Life at Taliesin

1934 Feb 24 letter from Edgar Tafel to Bob Goodall reads “Movies movies all the time – FLW’s new fad. The theatre is now being heated by steam for the first time.”

During the time when Edgar Tafel was an apprentice to Frank Lloyd Wright, Taliesin was a hub of creativity that accepted students and apprentices with a wide variety of talent in other arts besides architecture. Included in the archive is Tafel’s correspondence around this time to his family and friends, including Robert (Bob) Goodall, a draftsman from Chicago who stayed at Taliesin in 1932. Reading this correspondence really gives an insider impression of what Taliesin was like in the 1930s. You can watch an original film taken at Taliesin by Alden Dow at Taliesin in 1933 here on Youtube: Part I and Part II.

Frank Lloyd Wright was not unknown to the arts. He designed a house for Arthur Miller, prominent playwright, at the request of his wife at the time, Marilyn Monroe (more anecdotes of this story can be found in Tafel’s book, About Wright: An Album of Recollections by Those Who Knew Frank Lloyd Wright). Taliesin had a theatre as well, the Taliesin Playhouse, where films chosen by Wright were screened every Sunday. The public was also invited to the Playhouse; Tafel and other apprentices frequently wrote short pieces for Madison, Wisconsin newspapers announcing the Playhouse repertoire and other happenings at Taliesin.

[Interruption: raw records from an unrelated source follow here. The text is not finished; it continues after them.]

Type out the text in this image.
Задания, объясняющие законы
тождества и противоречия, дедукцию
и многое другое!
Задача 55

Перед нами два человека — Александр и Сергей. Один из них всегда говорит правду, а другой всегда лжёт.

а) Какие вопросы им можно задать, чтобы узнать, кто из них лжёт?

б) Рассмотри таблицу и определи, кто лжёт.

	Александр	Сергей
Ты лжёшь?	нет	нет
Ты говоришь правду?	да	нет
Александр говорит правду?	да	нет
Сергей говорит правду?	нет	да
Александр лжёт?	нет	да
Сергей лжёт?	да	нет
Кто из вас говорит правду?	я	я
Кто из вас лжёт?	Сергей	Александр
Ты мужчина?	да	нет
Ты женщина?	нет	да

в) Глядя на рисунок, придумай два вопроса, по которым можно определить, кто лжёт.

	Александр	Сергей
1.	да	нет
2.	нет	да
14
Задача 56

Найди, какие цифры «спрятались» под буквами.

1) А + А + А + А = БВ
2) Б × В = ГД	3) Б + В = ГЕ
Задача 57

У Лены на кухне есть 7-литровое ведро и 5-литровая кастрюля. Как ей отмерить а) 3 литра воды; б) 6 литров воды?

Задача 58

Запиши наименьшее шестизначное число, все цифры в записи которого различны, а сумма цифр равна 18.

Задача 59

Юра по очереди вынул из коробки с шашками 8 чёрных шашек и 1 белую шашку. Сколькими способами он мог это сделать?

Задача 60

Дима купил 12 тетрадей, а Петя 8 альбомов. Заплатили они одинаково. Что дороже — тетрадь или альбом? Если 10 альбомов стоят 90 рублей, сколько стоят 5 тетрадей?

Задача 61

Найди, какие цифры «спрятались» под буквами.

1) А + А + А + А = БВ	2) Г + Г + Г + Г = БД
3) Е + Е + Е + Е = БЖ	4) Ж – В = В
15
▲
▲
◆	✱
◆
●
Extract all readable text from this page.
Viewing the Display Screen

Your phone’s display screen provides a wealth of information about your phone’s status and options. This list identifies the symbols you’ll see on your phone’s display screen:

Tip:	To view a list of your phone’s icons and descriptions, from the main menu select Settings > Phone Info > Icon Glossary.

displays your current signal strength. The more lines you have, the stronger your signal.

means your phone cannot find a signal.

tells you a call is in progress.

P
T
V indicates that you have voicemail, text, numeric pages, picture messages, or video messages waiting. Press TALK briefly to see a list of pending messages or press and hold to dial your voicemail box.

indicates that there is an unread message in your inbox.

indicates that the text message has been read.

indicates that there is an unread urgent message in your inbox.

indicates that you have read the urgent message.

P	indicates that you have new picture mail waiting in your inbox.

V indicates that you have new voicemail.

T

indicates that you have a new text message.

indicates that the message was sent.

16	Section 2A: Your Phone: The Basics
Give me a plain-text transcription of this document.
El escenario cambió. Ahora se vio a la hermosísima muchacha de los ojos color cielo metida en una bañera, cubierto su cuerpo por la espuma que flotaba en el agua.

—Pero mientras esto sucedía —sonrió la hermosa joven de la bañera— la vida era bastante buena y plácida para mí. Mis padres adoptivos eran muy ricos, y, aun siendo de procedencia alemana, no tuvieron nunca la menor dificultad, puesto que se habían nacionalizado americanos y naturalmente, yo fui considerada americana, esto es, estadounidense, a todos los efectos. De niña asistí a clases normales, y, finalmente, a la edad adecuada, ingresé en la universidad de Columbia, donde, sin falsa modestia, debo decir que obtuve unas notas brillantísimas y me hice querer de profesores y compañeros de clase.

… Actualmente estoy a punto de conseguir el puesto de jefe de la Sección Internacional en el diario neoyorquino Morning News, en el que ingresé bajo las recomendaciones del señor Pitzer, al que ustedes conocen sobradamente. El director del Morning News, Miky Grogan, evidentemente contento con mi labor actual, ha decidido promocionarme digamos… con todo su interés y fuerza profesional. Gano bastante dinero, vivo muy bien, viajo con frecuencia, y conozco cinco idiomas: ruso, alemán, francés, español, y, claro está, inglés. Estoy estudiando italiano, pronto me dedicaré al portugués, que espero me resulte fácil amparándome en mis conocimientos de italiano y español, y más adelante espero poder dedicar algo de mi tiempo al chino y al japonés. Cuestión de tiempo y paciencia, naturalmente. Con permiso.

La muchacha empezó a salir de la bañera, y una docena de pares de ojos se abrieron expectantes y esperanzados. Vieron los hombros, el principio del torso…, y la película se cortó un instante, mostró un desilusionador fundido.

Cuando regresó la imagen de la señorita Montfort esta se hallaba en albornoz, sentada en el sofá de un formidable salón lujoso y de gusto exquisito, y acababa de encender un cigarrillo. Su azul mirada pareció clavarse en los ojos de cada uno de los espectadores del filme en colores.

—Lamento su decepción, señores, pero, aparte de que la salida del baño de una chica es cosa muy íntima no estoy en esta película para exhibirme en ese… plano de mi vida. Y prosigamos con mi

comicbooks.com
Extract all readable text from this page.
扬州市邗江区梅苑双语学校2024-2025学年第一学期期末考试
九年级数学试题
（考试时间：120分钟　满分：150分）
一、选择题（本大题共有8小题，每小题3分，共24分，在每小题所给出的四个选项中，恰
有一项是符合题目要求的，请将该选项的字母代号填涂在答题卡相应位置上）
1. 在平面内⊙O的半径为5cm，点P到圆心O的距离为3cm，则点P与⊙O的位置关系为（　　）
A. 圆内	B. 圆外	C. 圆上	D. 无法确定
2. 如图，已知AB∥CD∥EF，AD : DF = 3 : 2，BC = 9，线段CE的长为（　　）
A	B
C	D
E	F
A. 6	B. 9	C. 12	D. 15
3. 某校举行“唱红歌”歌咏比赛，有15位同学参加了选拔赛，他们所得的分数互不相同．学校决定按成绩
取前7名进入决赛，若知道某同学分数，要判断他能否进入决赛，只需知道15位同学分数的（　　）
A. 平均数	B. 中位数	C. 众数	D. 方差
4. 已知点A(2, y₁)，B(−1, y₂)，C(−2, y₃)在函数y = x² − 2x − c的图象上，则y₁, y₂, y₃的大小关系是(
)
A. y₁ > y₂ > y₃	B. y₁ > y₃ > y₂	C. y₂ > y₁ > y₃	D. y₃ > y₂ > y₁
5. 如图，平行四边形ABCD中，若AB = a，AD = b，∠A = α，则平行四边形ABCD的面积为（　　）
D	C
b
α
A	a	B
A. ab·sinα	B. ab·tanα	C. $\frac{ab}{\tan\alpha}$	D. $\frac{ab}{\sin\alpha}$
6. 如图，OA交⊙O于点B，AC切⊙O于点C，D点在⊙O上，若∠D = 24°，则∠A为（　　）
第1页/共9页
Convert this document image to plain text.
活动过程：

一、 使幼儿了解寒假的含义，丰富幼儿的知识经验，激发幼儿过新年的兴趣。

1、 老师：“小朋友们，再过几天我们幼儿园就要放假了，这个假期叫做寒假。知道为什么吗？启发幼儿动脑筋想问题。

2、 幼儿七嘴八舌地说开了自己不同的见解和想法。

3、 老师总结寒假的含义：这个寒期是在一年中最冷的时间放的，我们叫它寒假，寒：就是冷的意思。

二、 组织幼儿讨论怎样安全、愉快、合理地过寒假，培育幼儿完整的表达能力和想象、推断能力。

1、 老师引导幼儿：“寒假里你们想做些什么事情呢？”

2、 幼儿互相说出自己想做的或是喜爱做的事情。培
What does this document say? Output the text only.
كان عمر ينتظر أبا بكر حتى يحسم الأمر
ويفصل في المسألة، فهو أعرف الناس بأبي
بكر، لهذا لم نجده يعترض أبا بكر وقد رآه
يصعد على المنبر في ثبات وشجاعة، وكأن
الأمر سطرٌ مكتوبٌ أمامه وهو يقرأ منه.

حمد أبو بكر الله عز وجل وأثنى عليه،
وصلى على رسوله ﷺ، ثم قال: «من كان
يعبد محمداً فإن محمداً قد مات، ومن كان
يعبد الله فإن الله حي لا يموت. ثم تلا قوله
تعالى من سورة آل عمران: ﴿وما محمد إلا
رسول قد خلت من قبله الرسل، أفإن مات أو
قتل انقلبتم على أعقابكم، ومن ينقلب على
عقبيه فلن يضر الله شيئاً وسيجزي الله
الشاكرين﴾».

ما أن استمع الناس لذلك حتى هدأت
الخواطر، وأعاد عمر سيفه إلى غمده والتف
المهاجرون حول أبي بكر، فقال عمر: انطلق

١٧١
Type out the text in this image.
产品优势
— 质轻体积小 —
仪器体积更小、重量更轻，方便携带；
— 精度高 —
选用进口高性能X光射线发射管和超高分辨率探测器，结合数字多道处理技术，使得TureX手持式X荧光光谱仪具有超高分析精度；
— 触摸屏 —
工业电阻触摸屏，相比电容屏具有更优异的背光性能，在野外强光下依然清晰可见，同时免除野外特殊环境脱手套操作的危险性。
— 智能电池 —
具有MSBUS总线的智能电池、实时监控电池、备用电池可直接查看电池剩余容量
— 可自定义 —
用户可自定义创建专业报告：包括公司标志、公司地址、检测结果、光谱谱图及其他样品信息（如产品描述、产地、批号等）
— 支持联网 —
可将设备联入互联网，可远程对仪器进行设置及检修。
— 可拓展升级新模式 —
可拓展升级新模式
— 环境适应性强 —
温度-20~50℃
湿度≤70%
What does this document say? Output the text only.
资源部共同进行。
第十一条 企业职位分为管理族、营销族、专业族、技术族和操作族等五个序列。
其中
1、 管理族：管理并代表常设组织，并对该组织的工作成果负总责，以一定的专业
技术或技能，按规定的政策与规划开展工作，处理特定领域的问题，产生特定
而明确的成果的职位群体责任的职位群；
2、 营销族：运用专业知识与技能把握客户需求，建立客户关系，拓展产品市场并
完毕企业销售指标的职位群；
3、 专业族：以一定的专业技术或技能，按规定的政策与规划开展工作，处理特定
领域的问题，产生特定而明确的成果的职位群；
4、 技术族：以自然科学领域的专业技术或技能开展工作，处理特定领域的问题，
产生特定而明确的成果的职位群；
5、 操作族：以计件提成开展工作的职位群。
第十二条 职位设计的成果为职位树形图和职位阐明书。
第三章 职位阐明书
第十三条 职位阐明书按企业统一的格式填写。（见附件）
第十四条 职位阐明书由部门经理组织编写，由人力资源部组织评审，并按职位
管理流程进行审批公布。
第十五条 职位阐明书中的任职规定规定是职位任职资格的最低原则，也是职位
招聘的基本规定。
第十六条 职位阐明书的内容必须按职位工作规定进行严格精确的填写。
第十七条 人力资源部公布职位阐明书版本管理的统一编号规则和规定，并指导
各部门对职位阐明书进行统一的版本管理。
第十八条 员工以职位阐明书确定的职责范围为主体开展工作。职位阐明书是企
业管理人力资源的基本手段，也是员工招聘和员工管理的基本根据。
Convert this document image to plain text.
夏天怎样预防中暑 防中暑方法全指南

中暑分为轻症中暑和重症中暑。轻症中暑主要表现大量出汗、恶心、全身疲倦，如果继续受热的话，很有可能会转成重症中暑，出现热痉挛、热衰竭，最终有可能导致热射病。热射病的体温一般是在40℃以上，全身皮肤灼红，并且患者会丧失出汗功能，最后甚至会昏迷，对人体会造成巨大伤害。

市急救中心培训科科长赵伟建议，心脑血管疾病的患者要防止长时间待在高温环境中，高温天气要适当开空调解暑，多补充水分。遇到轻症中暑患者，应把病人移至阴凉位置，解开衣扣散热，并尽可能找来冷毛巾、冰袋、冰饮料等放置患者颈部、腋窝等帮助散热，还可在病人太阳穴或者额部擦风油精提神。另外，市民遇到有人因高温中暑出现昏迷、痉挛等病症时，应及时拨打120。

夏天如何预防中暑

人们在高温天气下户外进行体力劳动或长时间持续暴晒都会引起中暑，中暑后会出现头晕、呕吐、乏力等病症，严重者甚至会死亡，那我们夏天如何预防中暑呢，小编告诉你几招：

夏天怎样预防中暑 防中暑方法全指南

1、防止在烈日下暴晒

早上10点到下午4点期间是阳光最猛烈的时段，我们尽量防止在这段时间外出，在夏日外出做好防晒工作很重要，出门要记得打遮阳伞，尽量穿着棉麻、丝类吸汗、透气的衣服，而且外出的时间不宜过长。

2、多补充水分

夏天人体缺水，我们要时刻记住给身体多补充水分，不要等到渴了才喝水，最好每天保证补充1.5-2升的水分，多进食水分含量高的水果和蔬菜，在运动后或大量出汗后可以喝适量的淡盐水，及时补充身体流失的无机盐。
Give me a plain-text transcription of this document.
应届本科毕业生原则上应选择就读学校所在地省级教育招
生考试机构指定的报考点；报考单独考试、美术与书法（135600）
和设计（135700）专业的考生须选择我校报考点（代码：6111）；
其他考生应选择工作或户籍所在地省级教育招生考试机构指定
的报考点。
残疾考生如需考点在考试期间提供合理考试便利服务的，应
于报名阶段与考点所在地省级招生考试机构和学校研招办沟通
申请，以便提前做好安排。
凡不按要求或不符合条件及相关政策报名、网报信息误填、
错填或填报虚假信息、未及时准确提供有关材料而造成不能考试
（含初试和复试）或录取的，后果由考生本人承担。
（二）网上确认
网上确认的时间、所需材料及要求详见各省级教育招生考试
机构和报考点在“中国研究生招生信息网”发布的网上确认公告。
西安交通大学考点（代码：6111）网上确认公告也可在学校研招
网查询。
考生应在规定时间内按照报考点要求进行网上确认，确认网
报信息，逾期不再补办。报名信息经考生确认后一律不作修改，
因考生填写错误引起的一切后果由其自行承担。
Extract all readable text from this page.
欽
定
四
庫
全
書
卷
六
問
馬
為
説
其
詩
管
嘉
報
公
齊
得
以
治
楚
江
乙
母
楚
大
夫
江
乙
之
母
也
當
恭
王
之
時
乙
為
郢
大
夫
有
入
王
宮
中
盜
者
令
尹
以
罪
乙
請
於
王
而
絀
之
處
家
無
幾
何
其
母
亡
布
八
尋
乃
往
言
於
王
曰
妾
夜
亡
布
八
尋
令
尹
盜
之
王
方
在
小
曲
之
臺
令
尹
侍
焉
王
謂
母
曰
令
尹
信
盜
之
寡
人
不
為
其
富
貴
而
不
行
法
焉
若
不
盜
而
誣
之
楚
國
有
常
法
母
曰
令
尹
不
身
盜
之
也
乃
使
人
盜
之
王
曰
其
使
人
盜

Joining Tafel and the other apprentices in 1933 was Nicholas Ray, the director who would later become famous for his film Rebel Without A Cause which was released in 1955. Ray is mentioned numerous times in Tafel’s letters to Goodall; Tafel refers to Ray as the “fellow who came out with ‘No More Utopias’ last summer [1933].” Further perusal of the letters did not give any more hints as to what ‘No More Utopias’ was, whether it be a film or otherwise, but a biography of Ray does state that he “spent a few months with Wright, participating in the Playhouse’s activities.”ⁱ Therefore, it’s possible that the Taliesin Fellowship could have seen a special Sunday screening of an early Nicholas Ray film!

ⁱ Susan Ray (editor),  I was interrupted: Nicholas Ray on making movies, ( Berkeley: University of California Press, 1995, c1993) xli.